Vouloir désarmer le libéralisme politique des médecins par un libéralisme économique marchand est un leurre quand sont activés des comportements professionnels plus dépensiers (la recherche d’un revenu croissant, la hausse des honoraires, la facturation de services et consultations autrefois gratuits et dorénavant considérés comme légitimes). Dans le même temps, cette évolution marchande produit de nouvelles inégalités en valorisant la logique de l’intérêt chez le professionnel qui va préférer ses honoraires au risque de refuser des soins aux plus démunis. Elle impose aussi au patient d’acquitter une TVA médicale de plus en plus lourde. Quand la distance entre la dépense de santé et la dépense d’assurance maladie remboursée s’accroit, la réduction du déficit se paye en accroissement des inégalités.


Raisons d’agir

[1] Anglicisme, de commodity, marchandise

[2] Voir Pierru F. (2007) Hippocrate malade de ses réformes, Paris, Savoir/agir, éditions du croquant.

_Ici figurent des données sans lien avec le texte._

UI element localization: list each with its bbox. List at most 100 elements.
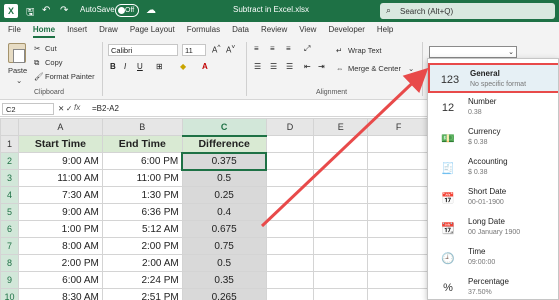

[3] Référence aux deux grands systèmes historiques de sécurité sociale. Le modèle bismarkien, introduit en Allemagne dès la fin du xixe siècle, sous Bismark, est fondé sur le remboursement de prestations fournies par des praticiens librement choisis, et financé par des cotisations préalables. Les prestations qui visent à rétablir le revenu antérieur (ou une fraction de celui-ci) sont de ce fait différenciées. Lord Beveridge pose, en 1942 en Grande-Bretagne, les trois grands principes d’un autre système de protection sociale : l’universalité, une couverture pour tout le monde ; l’uniformité, une aide identique pour tous (ouvriers et cadres supérieurs perçoivent les mêmes montants) sous la forme de prestations en espèces (indemnités maladie, allocations chômage, retraite), ainsi que de services gratuits ; enfin l’unicité, tous les risques doivent être couverts par un système unique.

[4] Voir l’article de J P Domin dans ce numéro.

[5] Une disposition récente vise à publier les honoraires de chaque médecin sur le site de l’assurance maladie pour permettre aux patients d’exercer une contrainte de marché.

[6] Une information détaillée sur le coût des prestations, un délai de réflexion et un droit de rétractation forment le socle de l’obligation d’information due au patient pour obtenir son consentement éclairé.

[7] Pour un exposé plus argumenté, voir Batifoulier P., Domin J-P, Gadreau M. (2008) « Mutation du patient et construction d’un marché de la santé. L’expérience française », Revue française de socio-économie, n°1, pp 27-46.

[8] Voir Batifoulier P., Eymard-Duvernay F., Favereau O. (2007), « État social et assurance maladie. Une approche par l’économie des conventions », Économie Appliquée, 60 (1), pp. 203-229.

[9] Voir l’analyse de P-L Bras. (2006), « Le médecin traitant : raisons et déraisons d’une politique publique », Droit social, n°1, pp. 59-72.

[10] Littéralement : garder la porte.